In the TV series, Kenneth Branagh and Emma Thompson are magnificently cast. Thompson’s Harriet is a tad more outré in her approach to her new husband and his coat-trail of connections than Manning’s original creation. Branagh’s pedant-Marxist English lecturer academic is just as frustrating as you’d expect, in both the book and the series, especially perhaps in his stage production of Troilus and Cressida in Bucharest while the war presses in ever closer to doomed Romania.

I didn’t think that in the TV series Ronald Pickup was quite as believable as Prince Yakimov as that awful Russian émigré, wastrel, glutton and scrounger was in the book. That’s not a criticism of Pickup, who portrays the seedy hopelessness and social distress of his subject very well; it’s just that, in a sense, Yakimov is the hardest character in the book to translate to a visual medium. 

The film has one other thing that sets it apart from the book, as a sensory experience. The theme music, by Richard Holmes, is brilliantly skin-tingling, fully evocative of everything that the story tells.

Do Yourself a Favour, Gladys

Tuesday, Dec. 7, 2021

I have some sympathy for former NSW premier Gladys Berejiklian, as, I think, would many people who implicitly understand that no one is perfect, least of all themselves. She did the right thing – eventually – when the NSW Independent Commission Against Corruption (ICAC) named her as a person of interest requiring investigation. She resigned as premier and said she would leave state politics. Ethically, she had no option but to fall upon her sword. Taking personal responsibility comes with leadership. That’s something a lot of so-called leaders should think about.
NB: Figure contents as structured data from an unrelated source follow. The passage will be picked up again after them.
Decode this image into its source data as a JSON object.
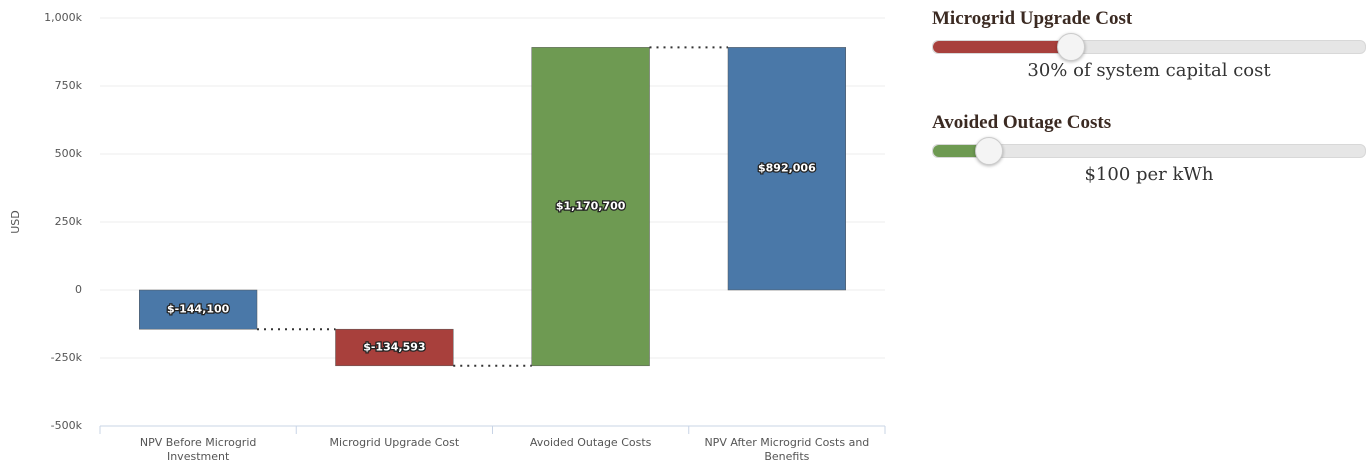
{
  "chart_data": {
    "type": "waterfall",
    "y_label": "USD",
    "categories": [
      "NPV Before Microgrid Investment",
      "Microgrid Upgrade Cost",
      "Avoided Outage Costs",
      "NPV After Microgrid Costs and Benefits"
    ],
    "values": [
      -144100,
      -134593,
      1170700,
      892006
    ],
    "value_labels": [
      "$-144,100",
      "$-134,593",
      "$1,170,700",
      "$892,006"
    ],
    "is_sum": [
      false,
      false,
      false,
      true
    ],
    "colors": [
      "#4a78a8",
      "#a8403c",
      "#6e9a52",
      "#4a78a8"
    ],
    "ylim": [
      -500000,
      1000000
    ],
    "yticks": [
      {
        "value": -500000,
        "label": "-500k"
      },
      {
        "value": -250000,
        "label": "-250k"
      },
      0,
      {
        "value": 250000,
        "label": "250k"
      },
      {
        "value": 500000,
        "label": "500k"
      },
      {
        "value": 750000,
        "label": "750k"
      },
      {
        "value": 1000000,
        "label": "1,000k"
      }
    ],
    "grid": true
  },
  "controls": [
    {
      "title": "Microgrid Upgrade Cost",
      "label": "30% of system capital cost",
      "color": "#a8403c"
    },
    {
      "title": "Avoided Outage Costs",
      "label": "$100 per kWh",
      "color": "#6e9a52"
    }
  ]
}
Berejiklian erred in letting the known serial gouger, former state member for Wagga Wagga Daryl Maguire, into her private life. She was state treasurer at the time and Maguire was – as always – sniffing around for political favour and public money. He embodies the word grub, both politically and personally. She was mad not to disclose to her ministerial colleagues her personal relationship with Maguire. That was straight-out dereliction of duty by an elected official. She was daft not to say “WTF!” when Maguire told her things about his schemes to acquire wealth and influence at public expense, opting instead to tell him there were things she didn’t need to know about.

But she took the fall that was the inevitable outcome of this astonishing public negligence, and she is due credit for her courage in doing so.

Now prime minister Scott Morrison wants her to run for federal parliament in the conservative blue-ribbon seat of Warringah, won in 2019 by the independent Zali Steggall, who saw off former prime minister Tony Abbott who’d been there since 1994. The Liberals are desperate to retain-and-or-regain seats they see as their natural turf in the election that must be held by June 2022. The sky will fall in, d’you see, if they lose office. It won’t, of course. Most Australians, however they generally vote or plan to next time, understand that perfectly well.

Morrison, who is a living lesson in the problems of the Peter principle and whose grasp of ethics is as notional as his grip on verisimilitude, says the ICAC investigation of Berejiklian is a stitch-up, and that most people don’t really care what she did with or to whom, while in office in NSW. Neither does he see any difficulty with getting Berejiklian endorsed as the Liberal candidate in Warringah ahead of the ICAC decision in her case. He doesn’t like independent inquiries into allegations of corruption, as we know. That’s why there isn’t a federal ICAC. It would be too close to home.

Berejiklian should do herself, and everyone, a favour. There’s only one answer she can give Morrison: No.